We have now established a new staff category of information specialists and have stopped recruiting staff into the categories of librarian (with a library education from the library school) and research librarian/subject specialist (with a degree in some university discipline). As of December 2006 all new staff apart from technical and administrative staff is recruited into this new category of information specialist. And all new staff (include clerical staff) rotate on a three year basis.

I have been asked by one of my bright young people why we call the new staff category information specialists, when what we are really aiming at is information generalists. The term information specialist defines the job in relation to other jobs outside the profession, like teachers, artists etc. Within the library it delimits the group in relation to technical and clerical staff.

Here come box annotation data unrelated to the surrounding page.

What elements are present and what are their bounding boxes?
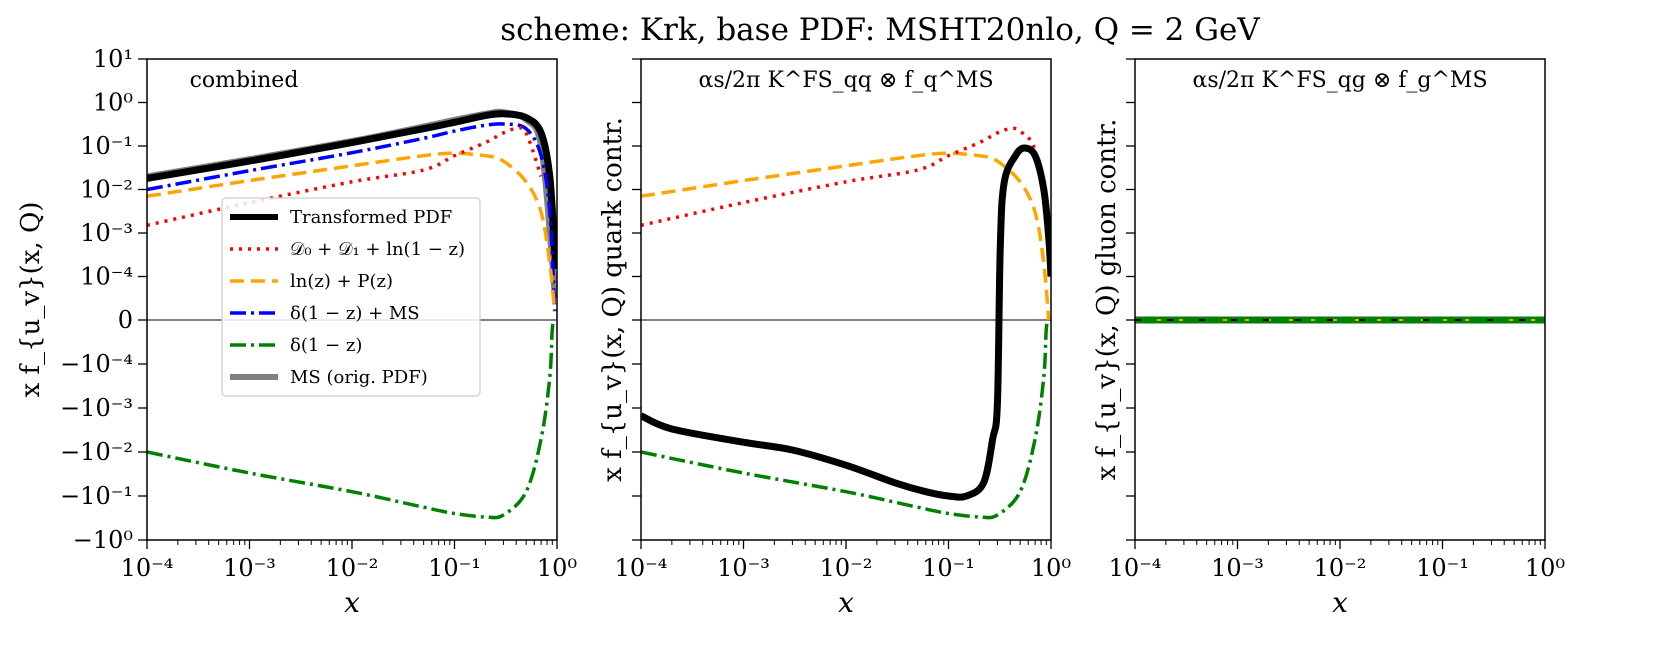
- y-tick-label: 10¹: [93, 45, 133, 73]
- y-tick-label: −10⁻¹: [60, 482, 133, 510]
- y-tick-label: −10⁰: [73, 526, 133, 554]
- panel-1: 10⁻⁴ 10⁻³ 10⁻² 10⁻¹ 10⁰ x 10¹ 10⁰ 10⁻¹ 10⁻² 10⁻³ 10…: [16, 45, 577, 619]
- series-group: [641, 126, 1051, 520]
- series-line-transformed: [641, 144, 1051, 501]
- series-line-delta: [147, 319, 557, 520]
- legend-label-ms: MS (orig. PDF): [290, 367, 428, 388]
- y-tick-label: −10⁻²: [60, 438, 133, 466]
- y-tick-label: 0: [118, 306, 133, 334]
- x-axis-label: x: [344, 586, 360, 619]
- y-tick-label: −10⁻³: [60, 394, 133, 422]
- x-tick-label: 10⁻²: [1314, 554, 1367, 582]
- legend-label-transformed: Transformed PDF: [290, 207, 452, 228]
- series-line-delta: [641, 319, 1051, 520]
- x-tick-label: 10⁻³: [223, 554, 276, 582]
- y-tick-label: 10⁻⁴: [80, 263, 133, 291]
- x-tick-label: 10⁻²: [820, 554, 873, 582]
- y-axis-label: x f_{u_v}(x, Q) quark contr.: [598, 117, 628, 482]
- y-axis-label: x f_{u_v}(x, Q): [16, 202, 46, 398]
- x-tick-label: 10⁻¹: [428, 554, 481, 582]
- legend-label-delta: δ(1 − z): [290, 335, 362, 356]
- x-tick-label: 10⁰: [1525, 554, 1565, 582]
- x-tick-label: 10⁰: [537, 554, 577, 582]
- y-tick-label: 10⁰: [93, 89, 133, 117]
- series-line-transformed: [147, 110, 557, 270]
- legend-box: [221, 197, 481, 397]
- x-tick-label: 10⁻⁴: [121, 554, 174, 582]
- y-axis-label: x f_{u_v}(x, Q) gluon contr.: [1092, 119, 1122, 481]
- series-line-lnz: [641, 151, 1051, 321]
- x-tick-label: 10⁻¹: [1416, 554, 1469, 582]
- x-tick-label: 10⁻⁴: [615, 554, 668, 582]
- series-line-delta_ms: [147, 122, 557, 312]
- x-tick-label: 10⁻²: [326, 554, 379, 582]
- axes-frame: [1134, 58, 1546, 541]
- x-tick-label: 10⁻³: [717, 554, 770, 582]
- legend: Transformed PDF 𝒟₀ + 𝒟₁ + ln(1 − z) ln(z) …: [221, 197, 481, 397]
- panel-3: 10⁻⁴ 10⁻³ 10⁻² 10⁻¹ 10⁰ x x f_{u_v}(x, Q) gluo…: [1092, 58, 1565, 619]
- panels-layer: 10⁻⁴ 10⁻³ 10⁻² 10⁻¹ 10⁰x10¹10⁰10⁻¹10⁻²10⁻³10…: [16, 45, 1565, 619]
- panel-label: combined: [190, 68, 299, 93]
- legend-label-lnz: ln(z) + P(z): [290, 271, 393, 292]
- chart-title: scheme: Krk, base PDF: MSHT20nlo, Q = 2 …: [500, 12, 1260, 48]
- legend-label-d0d1: 𝒟₀ + 𝒟₁ + ln(1 − z): [290, 239, 465, 260]
- series-line-d0d1: [641, 126, 1051, 277]
- x-axis-label: x: [1332, 586, 1348, 619]
- x-tick-label: 10⁻¹: [922, 554, 975, 582]
- x-axis-label: x: [838, 586, 854, 619]
- legend-label-delta_ms: δ(1 − z) + MS: [290, 303, 420, 324]
- panel-label: αs/2π K^FS_qq ⊗ f_q^MS: [698, 68, 993, 93]
- y-tick-label: 10⁻¹: [80, 132, 133, 160]
- x-tick-label: 10⁰: [1031, 554, 1071, 582]
- y-tick-label: 10⁻²: [80, 176, 133, 204]
- series-line-lnz: [147, 151, 557, 312]
- y-tick-label: 10⁻³: [80, 219, 133, 247]
- x-tick-label: 10⁻⁴: [1109, 554, 1162, 582]
- x-tick-label: 10⁻³: [1211, 554, 1264, 582]
- panel-label: αs/2π K^FS_qg ⊗ f_g^MS: [1192, 68, 1487, 93]
- panel-2: 10⁻⁴ 10⁻³ 10⁻² 10⁻¹ 10⁰ x x f_{u_v}(x, Q) quar…: [598, 58, 1071, 619]
- y-tick-label: −10⁻⁴: [60, 350, 133, 378]
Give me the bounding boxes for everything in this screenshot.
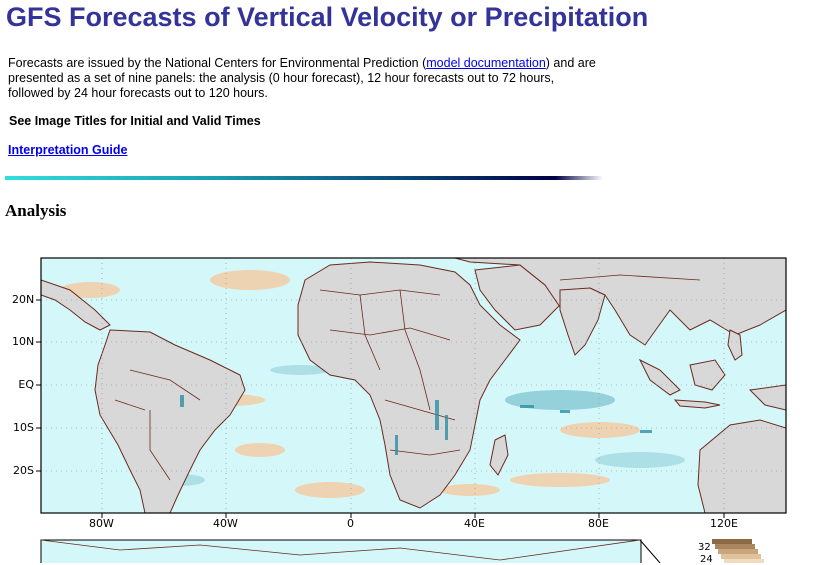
landmasses bbox=[41, 258, 786, 513]
land-south-america bbox=[94, 329, 246, 513]
land-asia bbox=[454, 258, 786, 346]
legend-swatches bbox=[712, 539, 764, 563]
next-panel-diagonal bbox=[639, 539, 661, 563]
lat-label-20s: 20S bbox=[13, 464, 34, 477]
lat-label-20n: 20N bbox=[12, 293, 35, 306]
land-java bbox=[673, 399, 721, 409]
lon-label-80w: 80W bbox=[89, 517, 114, 530]
analysis-heading: Analysis bbox=[5, 201, 67, 220]
legend-value-32: 32 bbox=[698, 542, 711, 553]
model-documentation-link[interactable]: model documentation bbox=[426, 56, 546, 70]
interpretation-guide-link[interactable]: Interpretation Guide bbox=[8, 143, 128, 157]
land-borneo bbox=[689, 359, 726, 391]
analysis-map bbox=[36, 257, 787, 563]
lon-label-40e: 40E bbox=[464, 517, 485, 530]
lon-label-0: 0 bbox=[347, 517, 354, 530]
country-borders bbox=[114, 274, 701, 481]
divider-bar bbox=[5, 176, 603, 180]
land-africa bbox=[297, 261, 521, 509]
intro-text-1: Forecasts are issued by the National Cen… bbox=[8, 56, 427, 70]
land-australia bbox=[697, 419, 786, 513]
land-new-guinea bbox=[748, 384, 786, 411]
land-india bbox=[559, 287, 606, 356]
image-titles-note: See Image Titles for Initial and Valid T… bbox=[9, 114, 261, 128]
land-sumatra bbox=[638, 358, 681, 396]
next-panel-coast bbox=[40, 539, 641, 561]
legend-value-24: 24 bbox=[700, 554, 713, 565]
lat-label-eq: EQ bbox=[18, 378, 34, 391]
intro-paragraph: Forecasts are issued by the National Cen… bbox=[8, 56, 598, 101]
land-madagascar bbox=[489, 434, 509, 476]
axis-ticks bbox=[36, 299, 725, 518]
lon-label-40w: 40W bbox=[213, 517, 238, 530]
land-philippines bbox=[727, 329, 743, 361]
lon-label-80e: 80E bbox=[588, 517, 609, 530]
map-gridlines bbox=[41, 258, 786, 513]
page-title: GFS Forecasts of Vertical Velocity or Pr… bbox=[6, 2, 649, 32]
lat-label-10n: 10N bbox=[12, 335, 35, 348]
lon-label-120e: 120E bbox=[710, 517, 738, 530]
analysis-map-panel[interactable]: 20N 10N EQ 10S 20S 80W 40W 0 40E 80E 120… bbox=[0, 250, 834, 565]
next-panel-edge bbox=[40, 539, 642, 563]
lat-label-10s: 10S bbox=[13, 421, 34, 434]
land-central-america bbox=[41, 279, 111, 331]
intro-text-2: ) and are presented as a set of nine pan… bbox=[8, 56, 596, 100]
ascent-cells bbox=[180, 395, 652, 455]
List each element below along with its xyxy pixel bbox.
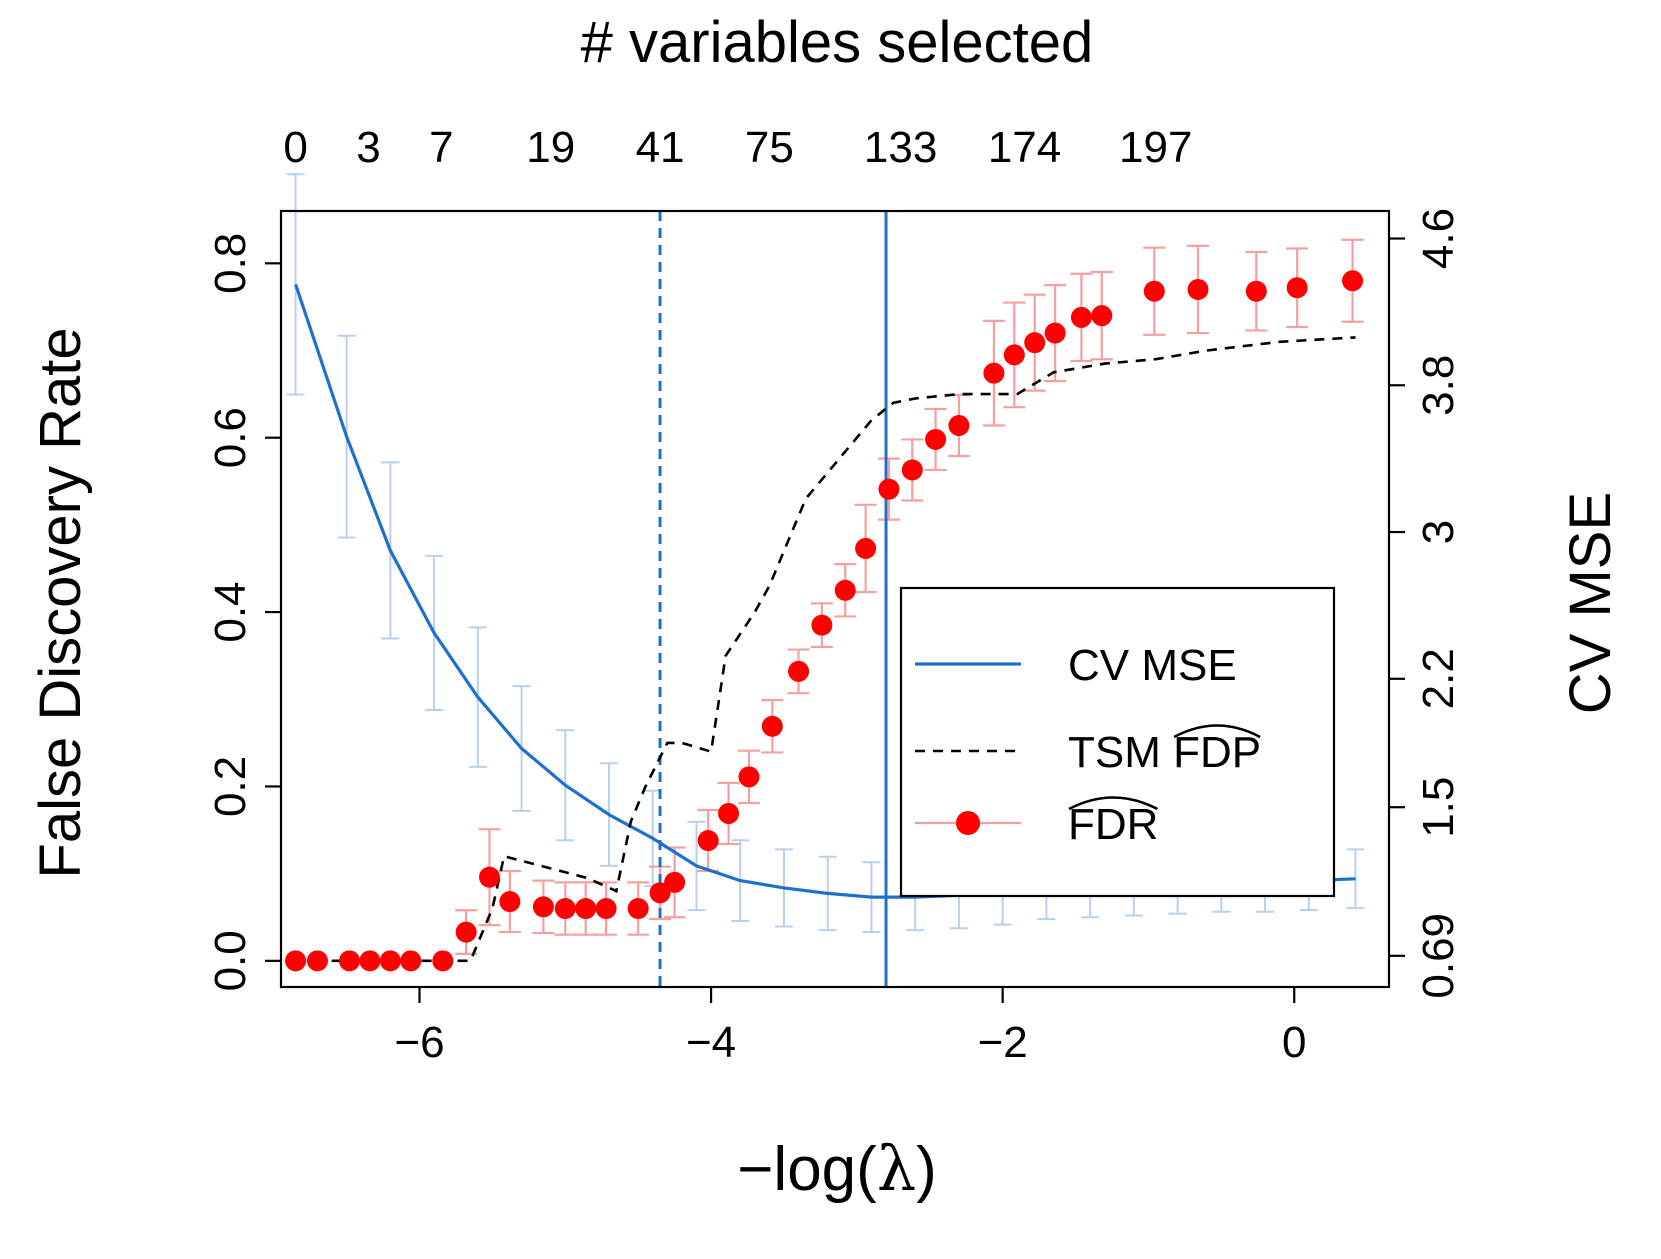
fdr-point: [432, 950, 454, 972]
top-tick-label: 197: [1119, 123, 1192, 172]
fdr-point: [1024, 332, 1046, 354]
fdr-point: [455, 921, 477, 943]
top-tick-label: 174: [988, 123, 1061, 172]
tsm-fdp-line: [295, 336, 1356, 963]
legend: CV MSE TSM FDP FDR: [899, 586, 1336, 898]
top-tick-label: 0: [283, 123, 307, 172]
fdr-point: [575, 898, 597, 920]
fdr-point: [925, 428, 947, 450]
fdr-point: [379, 950, 401, 972]
y-tick-label: 0.4: [206, 581, 255, 642]
axes: −6 −4 −2 00 3 7 19 41 75 133 174 1970.00.20.40.60.8…: [206, 123, 1463, 1067]
fdr-point: [285, 950, 307, 972]
fdr-point: [697, 830, 719, 852]
fdr-point: [811, 614, 833, 636]
fdr-point: [664, 871, 686, 893]
y-tick-label: 0.8: [206, 233, 255, 294]
y2-axis-title: CV MSE: [1558, 492, 1623, 714]
fdr-point: [649, 882, 671, 904]
plot-frame: [279, 209, 1391, 989]
fdr-point: [1245, 280, 1267, 302]
top-axis-title: # variables selected: [581, 10, 1094, 75]
top-tick-label: 75: [745, 123, 794, 172]
legend-fdr-swatch-point: [956, 811, 980, 835]
y2-tick-label: 3.8: [1414, 355, 1463, 416]
fdr-point: [1044, 322, 1066, 344]
fdr-point: [1003, 344, 1025, 366]
fdr-point: [878, 478, 900, 500]
fdr-point: [738, 766, 760, 788]
fdr-point: [359, 950, 381, 972]
fdr-point: [983, 362, 1005, 384]
fdr-point: [499, 891, 521, 913]
y2-tick-label: 2.2: [1414, 648, 1463, 709]
fdr-point: [761, 715, 783, 737]
fdr-point: [1187, 278, 1209, 300]
fdr-point: [532, 896, 554, 918]
y-tick-label: 0.0: [206, 930, 255, 991]
fdr-point: [901, 459, 923, 481]
y-tick-label: 0.6: [206, 407, 255, 468]
fdr-point: [306, 950, 328, 972]
legend-label-cv: CV MSE: [1068, 641, 1237, 690]
fdr-point: [339, 950, 361, 972]
fdr-point: [788, 660, 810, 682]
y2-tick-label: 3: [1414, 520, 1463, 544]
top-tick-label: 3: [356, 123, 380, 172]
fdr-point: [1342, 270, 1364, 292]
legend-hat-accent: [1173, 724, 1261, 739]
x-axis-title: −log(λ): [737, 1132, 937, 1205]
fdr-point: [478, 866, 500, 888]
legend-hat-accent: [1068, 796, 1159, 811]
x-tick-label: −6: [394, 1018, 444, 1067]
fdr-point: [554, 898, 576, 920]
x-tick-label: −2: [978, 1018, 1028, 1067]
fdr-point: [834, 579, 856, 601]
legend-box: [899, 586, 1336, 898]
x-tick-label: 0: [1282, 1018, 1306, 1067]
fdr-point: [595, 898, 617, 920]
y2-tick-label: 1.5: [1414, 777, 1463, 838]
y-tick-label: 0.2: [206, 756, 255, 817]
x-tick-label: −4: [686, 1018, 736, 1067]
fdr-point: [1143, 280, 1165, 302]
fdr-point: [400, 950, 422, 972]
fdr-point: [1091, 305, 1113, 327]
top-tick-label: 41: [636, 123, 685, 172]
fdr-point: [855, 537, 877, 559]
fdr-point: [1286, 277, 1308, 299]
top-tick-label: 19: [526, 123, 575, 172]
y2-tick-label: 0.69: [1414, 913, 1463, 999]
fdr-point: [948, 414, 970, 436]
legend-label-tsm: TSM FDP: [1068, 728, 1261, 777]
top-tick-label: 7: [429, 123, 453, 172]
fdr-point: [1070, 306, 1092, 328]
top-tick-label: 133: [864, 123, 937, 172]
legend-label-fdr: FDR: [1068, 800, 1158, 849]
fdr-point: [718, 802, 740, 824]
plot-area: [285, 173, 1365, 987]
y2-tick-label: 4.6: [1414, 208, 1463, 269]
fdr-point: [627, 898, 649, 920]
y-axis-title: False Discovery Rate: [28, 327, 93, 878]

The important thing is to signalize that the university library is developing into a new type of institution with diminishing emphasis on printed books and increasing emphasis on information in the sense of mediation of knowledge resources in all forms and along all channels. The same applies to staff: the term information specialist indicates a shift away from particular functions or subjects to information as the defining task of library staff.

Only time will show, of course, whether this is a good move or not. I myself believe in it firmly and I am encouraged by the fact that applicants for jobs in the library seem to prefer the concept of information specialist to the concept of librarian, and moreover they heartily endorse our new system for job rotation.